7117 год от сотворения мира[1], по летоисчислению которого когда-то, еще до реформ Петра I, жила Московская Русь, отсчитывая начало года с первого сентября.
Октябрь месяц. Кремль. Просторный двор московских приказов. С трех сторон он был зажат длинным двухъярусным зданием. С четвертой стороны он выходил к Архангельскому собору и был грязным и суетным. Здесь постоянно бегали приказные, бездельно толкались мелкие служилые, у коновязей громко ругались боярские конюхи и холопы, а под окнами Судного приказа недельщики и батожники вели обычный правеж. Изредка через двор проплывала высокая горлатная шапка боярина. А впереди нее, расчищая ей путь, испуганно покрикивая, бежали холопы. И весь день здесь хлопали двери приказных палат, входили и выходили люди, занятые какими-то важными делами.
Место здесь было необычное, особенное. В этом большом двухъярусном здании сосредоточилась государственная жизнь всей Московии, невидимая и непонятная для непосвященных. Сюда стекались отписками и челобитными значительные и маломальские государевы дела. Отсюда же, грамотами и указами, они разбегались по всем уголкам быстро распухающего огромного государства, стягивая его в единое целое и заставляя ритмично двигаться, чутко реагируя на малейшие изменения где-нибудь на стыке с ногаями или на подвижки калмыков. А то вдруг лихорадочно пускались догонять уже прошедшие события под Смоленском, в Диком поле или на «свейской» границе.

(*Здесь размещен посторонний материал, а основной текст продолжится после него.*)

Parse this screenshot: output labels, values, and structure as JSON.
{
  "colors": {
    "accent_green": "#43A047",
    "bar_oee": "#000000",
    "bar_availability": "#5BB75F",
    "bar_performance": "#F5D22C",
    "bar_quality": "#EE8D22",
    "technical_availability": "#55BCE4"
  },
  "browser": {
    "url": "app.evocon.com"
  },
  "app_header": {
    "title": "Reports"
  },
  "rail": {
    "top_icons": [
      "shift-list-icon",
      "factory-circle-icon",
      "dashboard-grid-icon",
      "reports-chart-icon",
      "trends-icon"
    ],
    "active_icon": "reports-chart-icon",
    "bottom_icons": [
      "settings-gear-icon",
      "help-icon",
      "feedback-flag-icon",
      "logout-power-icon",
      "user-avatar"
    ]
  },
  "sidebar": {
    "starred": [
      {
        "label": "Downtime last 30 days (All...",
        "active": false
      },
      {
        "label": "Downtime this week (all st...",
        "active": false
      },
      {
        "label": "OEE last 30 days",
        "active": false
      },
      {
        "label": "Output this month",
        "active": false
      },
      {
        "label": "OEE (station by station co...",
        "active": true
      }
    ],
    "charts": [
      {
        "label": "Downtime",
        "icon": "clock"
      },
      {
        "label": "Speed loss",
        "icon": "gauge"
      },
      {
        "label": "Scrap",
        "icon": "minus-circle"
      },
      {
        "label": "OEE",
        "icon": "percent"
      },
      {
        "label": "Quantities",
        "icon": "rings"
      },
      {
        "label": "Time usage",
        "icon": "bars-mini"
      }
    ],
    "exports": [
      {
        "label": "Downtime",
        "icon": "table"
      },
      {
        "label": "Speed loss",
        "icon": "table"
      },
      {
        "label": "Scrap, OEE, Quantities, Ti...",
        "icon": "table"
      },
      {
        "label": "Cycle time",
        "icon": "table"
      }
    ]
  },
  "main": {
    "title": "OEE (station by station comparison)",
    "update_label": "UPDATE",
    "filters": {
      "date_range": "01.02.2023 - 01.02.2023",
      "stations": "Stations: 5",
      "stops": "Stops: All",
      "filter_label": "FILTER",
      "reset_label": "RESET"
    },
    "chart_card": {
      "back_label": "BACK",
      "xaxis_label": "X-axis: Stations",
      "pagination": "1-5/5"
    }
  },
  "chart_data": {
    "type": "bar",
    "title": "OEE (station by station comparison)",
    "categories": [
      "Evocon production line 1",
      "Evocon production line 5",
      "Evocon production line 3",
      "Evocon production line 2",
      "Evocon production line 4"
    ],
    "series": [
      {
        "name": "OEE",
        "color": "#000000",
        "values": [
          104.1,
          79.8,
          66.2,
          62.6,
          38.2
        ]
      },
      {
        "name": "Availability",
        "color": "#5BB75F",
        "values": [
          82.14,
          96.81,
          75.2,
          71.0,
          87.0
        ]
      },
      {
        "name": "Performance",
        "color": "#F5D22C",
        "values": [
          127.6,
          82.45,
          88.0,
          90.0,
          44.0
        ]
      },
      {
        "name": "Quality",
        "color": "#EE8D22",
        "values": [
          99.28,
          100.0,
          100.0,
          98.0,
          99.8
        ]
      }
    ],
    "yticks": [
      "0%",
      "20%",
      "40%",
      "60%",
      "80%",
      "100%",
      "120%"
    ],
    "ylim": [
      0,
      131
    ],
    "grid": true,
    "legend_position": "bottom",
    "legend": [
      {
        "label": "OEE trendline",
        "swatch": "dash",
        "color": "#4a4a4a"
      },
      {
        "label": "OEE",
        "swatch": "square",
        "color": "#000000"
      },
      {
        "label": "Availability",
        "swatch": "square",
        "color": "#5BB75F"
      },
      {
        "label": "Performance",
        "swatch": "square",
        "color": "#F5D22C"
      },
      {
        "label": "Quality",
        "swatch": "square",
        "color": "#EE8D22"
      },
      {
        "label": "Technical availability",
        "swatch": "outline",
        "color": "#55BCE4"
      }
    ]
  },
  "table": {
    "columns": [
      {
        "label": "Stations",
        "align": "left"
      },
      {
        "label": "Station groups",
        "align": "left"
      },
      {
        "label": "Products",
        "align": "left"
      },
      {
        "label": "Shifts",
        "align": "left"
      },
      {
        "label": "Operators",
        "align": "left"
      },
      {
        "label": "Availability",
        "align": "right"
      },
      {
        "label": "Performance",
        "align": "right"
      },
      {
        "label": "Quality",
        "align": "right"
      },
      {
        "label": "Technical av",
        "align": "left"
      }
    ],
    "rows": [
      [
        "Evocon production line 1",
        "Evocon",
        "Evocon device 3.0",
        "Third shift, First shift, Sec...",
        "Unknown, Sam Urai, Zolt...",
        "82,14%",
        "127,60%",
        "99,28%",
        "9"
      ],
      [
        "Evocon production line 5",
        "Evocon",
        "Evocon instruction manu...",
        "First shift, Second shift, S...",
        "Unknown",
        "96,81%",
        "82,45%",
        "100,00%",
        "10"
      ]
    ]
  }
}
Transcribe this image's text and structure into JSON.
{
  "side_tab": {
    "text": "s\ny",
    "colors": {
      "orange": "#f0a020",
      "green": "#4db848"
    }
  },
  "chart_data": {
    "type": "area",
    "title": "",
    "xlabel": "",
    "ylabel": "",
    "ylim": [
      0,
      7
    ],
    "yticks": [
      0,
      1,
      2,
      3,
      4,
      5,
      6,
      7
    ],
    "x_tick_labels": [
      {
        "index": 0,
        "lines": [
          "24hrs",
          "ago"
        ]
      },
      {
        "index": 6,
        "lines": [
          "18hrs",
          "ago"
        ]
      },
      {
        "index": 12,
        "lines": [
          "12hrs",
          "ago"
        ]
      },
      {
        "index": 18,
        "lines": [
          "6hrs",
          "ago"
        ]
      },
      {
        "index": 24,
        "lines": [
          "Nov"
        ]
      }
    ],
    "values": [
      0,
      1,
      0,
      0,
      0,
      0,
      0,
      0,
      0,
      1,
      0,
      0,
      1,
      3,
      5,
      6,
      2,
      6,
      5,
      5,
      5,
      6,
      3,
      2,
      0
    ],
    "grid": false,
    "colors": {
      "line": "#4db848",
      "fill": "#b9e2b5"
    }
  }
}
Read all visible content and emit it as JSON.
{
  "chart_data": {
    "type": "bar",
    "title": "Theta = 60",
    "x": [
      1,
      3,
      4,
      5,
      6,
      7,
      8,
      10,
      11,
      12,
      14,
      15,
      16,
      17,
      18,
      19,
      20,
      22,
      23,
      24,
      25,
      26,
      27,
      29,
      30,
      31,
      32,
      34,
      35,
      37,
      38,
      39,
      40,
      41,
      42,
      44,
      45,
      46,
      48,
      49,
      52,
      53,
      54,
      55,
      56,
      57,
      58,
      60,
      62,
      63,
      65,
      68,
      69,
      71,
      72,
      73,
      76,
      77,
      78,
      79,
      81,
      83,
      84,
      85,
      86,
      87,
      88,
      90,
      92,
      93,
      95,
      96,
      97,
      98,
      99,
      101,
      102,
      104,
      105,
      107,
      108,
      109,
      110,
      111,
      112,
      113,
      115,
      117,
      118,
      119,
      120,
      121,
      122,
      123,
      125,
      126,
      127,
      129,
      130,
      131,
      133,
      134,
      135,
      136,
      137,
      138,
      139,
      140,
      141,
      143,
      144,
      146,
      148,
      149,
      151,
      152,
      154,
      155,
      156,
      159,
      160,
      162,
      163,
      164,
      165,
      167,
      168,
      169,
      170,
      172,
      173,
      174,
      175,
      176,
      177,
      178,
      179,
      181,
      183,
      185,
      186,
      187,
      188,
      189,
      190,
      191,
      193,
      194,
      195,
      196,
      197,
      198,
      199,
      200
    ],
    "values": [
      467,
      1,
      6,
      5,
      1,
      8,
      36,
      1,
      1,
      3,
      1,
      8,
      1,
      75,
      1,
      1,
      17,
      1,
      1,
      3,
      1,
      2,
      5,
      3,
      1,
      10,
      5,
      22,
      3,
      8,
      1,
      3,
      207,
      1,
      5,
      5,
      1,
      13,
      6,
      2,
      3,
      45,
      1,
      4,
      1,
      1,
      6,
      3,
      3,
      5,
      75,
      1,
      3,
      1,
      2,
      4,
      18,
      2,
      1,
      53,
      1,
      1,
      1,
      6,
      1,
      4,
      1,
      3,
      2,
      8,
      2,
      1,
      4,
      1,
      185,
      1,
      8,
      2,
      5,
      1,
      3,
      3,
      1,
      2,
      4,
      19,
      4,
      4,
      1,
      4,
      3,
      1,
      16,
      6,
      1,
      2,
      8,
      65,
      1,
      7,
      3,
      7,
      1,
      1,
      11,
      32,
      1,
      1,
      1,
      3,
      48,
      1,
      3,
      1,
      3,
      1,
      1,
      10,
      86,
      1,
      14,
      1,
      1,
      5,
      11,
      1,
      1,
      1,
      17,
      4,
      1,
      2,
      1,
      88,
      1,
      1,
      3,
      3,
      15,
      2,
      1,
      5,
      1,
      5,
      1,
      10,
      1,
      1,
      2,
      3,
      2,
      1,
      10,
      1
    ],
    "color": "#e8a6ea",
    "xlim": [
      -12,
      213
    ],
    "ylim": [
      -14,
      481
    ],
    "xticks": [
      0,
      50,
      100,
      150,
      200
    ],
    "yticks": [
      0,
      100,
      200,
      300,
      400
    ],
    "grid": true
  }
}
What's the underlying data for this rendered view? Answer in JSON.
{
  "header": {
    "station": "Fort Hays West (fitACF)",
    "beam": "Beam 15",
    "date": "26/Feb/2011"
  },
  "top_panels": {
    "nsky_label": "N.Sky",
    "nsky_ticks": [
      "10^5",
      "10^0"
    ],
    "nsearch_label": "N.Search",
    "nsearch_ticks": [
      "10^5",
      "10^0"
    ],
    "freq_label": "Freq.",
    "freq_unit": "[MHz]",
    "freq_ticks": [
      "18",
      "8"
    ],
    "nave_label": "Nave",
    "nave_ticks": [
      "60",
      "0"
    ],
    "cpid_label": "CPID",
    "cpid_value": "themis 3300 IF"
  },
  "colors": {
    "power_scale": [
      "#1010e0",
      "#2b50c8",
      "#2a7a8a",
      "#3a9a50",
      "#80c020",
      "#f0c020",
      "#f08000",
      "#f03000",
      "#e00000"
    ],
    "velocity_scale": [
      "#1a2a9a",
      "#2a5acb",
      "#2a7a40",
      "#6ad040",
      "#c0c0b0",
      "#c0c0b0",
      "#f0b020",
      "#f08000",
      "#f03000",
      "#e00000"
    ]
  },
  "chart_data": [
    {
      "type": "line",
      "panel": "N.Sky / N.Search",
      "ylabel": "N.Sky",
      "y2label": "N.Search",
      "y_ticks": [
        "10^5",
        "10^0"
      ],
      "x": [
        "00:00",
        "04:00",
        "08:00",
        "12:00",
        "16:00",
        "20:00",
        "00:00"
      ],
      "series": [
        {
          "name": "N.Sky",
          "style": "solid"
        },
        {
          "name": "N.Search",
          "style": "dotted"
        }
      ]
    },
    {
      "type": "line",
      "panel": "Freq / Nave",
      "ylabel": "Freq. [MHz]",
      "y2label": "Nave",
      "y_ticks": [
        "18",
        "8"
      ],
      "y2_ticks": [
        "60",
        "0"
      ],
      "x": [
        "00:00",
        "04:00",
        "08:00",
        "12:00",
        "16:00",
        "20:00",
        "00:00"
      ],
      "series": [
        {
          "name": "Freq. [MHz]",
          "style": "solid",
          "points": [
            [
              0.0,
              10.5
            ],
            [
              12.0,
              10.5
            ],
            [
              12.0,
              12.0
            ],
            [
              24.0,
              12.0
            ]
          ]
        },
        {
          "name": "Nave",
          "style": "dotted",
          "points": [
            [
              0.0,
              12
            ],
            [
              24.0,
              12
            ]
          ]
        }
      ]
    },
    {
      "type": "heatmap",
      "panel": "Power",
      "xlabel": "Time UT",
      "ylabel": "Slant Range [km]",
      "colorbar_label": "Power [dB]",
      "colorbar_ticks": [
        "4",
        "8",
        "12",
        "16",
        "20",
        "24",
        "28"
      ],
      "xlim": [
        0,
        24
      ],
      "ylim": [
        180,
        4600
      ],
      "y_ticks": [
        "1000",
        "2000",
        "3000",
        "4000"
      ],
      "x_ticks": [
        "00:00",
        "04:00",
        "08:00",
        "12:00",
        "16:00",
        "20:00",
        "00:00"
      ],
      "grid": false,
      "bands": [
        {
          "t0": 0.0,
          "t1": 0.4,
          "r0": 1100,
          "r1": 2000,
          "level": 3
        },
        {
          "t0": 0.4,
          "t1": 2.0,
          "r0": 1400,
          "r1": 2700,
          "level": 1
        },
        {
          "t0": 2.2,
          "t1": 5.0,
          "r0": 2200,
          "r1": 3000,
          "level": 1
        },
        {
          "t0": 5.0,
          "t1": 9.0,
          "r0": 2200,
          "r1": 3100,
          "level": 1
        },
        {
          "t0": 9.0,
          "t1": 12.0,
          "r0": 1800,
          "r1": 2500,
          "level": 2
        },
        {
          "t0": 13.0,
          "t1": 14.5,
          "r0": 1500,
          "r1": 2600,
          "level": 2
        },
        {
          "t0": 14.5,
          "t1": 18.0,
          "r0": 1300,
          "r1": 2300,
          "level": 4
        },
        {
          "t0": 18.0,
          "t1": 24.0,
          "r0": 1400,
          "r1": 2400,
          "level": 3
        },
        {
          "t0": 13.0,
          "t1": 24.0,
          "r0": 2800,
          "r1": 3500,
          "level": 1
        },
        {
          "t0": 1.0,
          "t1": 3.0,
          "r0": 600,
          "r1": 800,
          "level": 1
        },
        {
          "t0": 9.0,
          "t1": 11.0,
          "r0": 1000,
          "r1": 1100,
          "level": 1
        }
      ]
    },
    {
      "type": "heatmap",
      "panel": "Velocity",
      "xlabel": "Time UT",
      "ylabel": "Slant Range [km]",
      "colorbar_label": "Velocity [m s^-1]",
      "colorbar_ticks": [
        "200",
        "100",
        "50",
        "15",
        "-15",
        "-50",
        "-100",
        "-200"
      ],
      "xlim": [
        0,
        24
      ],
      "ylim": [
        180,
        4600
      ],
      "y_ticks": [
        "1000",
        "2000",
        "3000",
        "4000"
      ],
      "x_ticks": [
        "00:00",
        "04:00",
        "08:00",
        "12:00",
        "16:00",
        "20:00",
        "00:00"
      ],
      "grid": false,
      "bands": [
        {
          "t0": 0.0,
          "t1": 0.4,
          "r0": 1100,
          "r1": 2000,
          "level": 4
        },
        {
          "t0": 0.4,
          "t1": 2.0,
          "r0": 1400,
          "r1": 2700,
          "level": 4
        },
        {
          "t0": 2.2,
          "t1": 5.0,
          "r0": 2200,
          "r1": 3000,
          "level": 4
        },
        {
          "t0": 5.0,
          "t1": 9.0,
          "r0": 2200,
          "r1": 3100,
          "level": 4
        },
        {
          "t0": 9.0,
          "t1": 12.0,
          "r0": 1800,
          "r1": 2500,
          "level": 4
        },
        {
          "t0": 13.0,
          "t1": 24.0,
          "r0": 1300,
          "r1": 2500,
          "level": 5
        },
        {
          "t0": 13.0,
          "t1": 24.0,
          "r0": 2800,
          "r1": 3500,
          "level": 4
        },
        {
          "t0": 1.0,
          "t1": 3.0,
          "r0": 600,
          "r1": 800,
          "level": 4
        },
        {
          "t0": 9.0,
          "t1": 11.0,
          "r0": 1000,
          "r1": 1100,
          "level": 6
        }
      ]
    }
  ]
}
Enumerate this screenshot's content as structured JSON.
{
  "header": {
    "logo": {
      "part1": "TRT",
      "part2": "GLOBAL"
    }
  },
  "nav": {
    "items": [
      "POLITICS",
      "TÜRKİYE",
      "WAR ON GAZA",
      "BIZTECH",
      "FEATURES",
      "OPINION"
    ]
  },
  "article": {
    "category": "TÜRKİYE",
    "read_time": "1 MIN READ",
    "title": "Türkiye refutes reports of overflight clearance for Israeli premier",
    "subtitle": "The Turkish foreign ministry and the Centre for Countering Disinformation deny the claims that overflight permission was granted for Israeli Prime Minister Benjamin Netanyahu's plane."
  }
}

Большие и светлые палаты, выходящие окнами на три стороны, – на Ивановскую площадь, к Архангельскому собору и во внутренний двор – занимал Посольский приказ. Рядом с ним, в нижнем ярусе, разместился более влиятельный приказ, Разрядный. В обиходе его называли просто – «Разряд». Он ведал всякими военными делами Московского государства. Возле Разряда находился самый многочисленный по штату приказ, Поместный. Он выходил на угол всего этого приказного здания. Подьячие его, а их было за сотню, всегда были завалены делами о тяжбах, и двери палат ежедневно подпирала толпа просителей. Кучно по палатам сидели подьячие приказов помельче: Большого прихода, Разбойного, Стрелецкого, Пушкарского, Иноземного и Ямского. В них обитало по десятку, а то и меньше, совсем уже худородных подьячих[2], вся жизнь которых, с рассвета и до поздней ночи, была заперта в тесных и темных палатах.
Худородный грамотей начинал свою службу обычно с «молодого» подьячего. Затем он поднимался до «среднего» и «старого». Если выслуживался, то ходил «с приписью», когда ему доверяли подписывать, скреплять «по скрепам» столбцы документов. И мечтой такого подьячего было выйти в повытчики, ведать повытью, куском московской земли. И уж совсем захватывало дух, когда удавалось «сесть на стол», почувствовать под своим пером, под своей рукой, солидную территорию, подведомственную приказу.[3]
Это приказное семя, брошенное царем Иваном Грозным на благодатную русскую почву, быстро проросло, дало невиданные всходы и обильный урожай, который Россия была уже не в состоянии перемолотить за последующие века.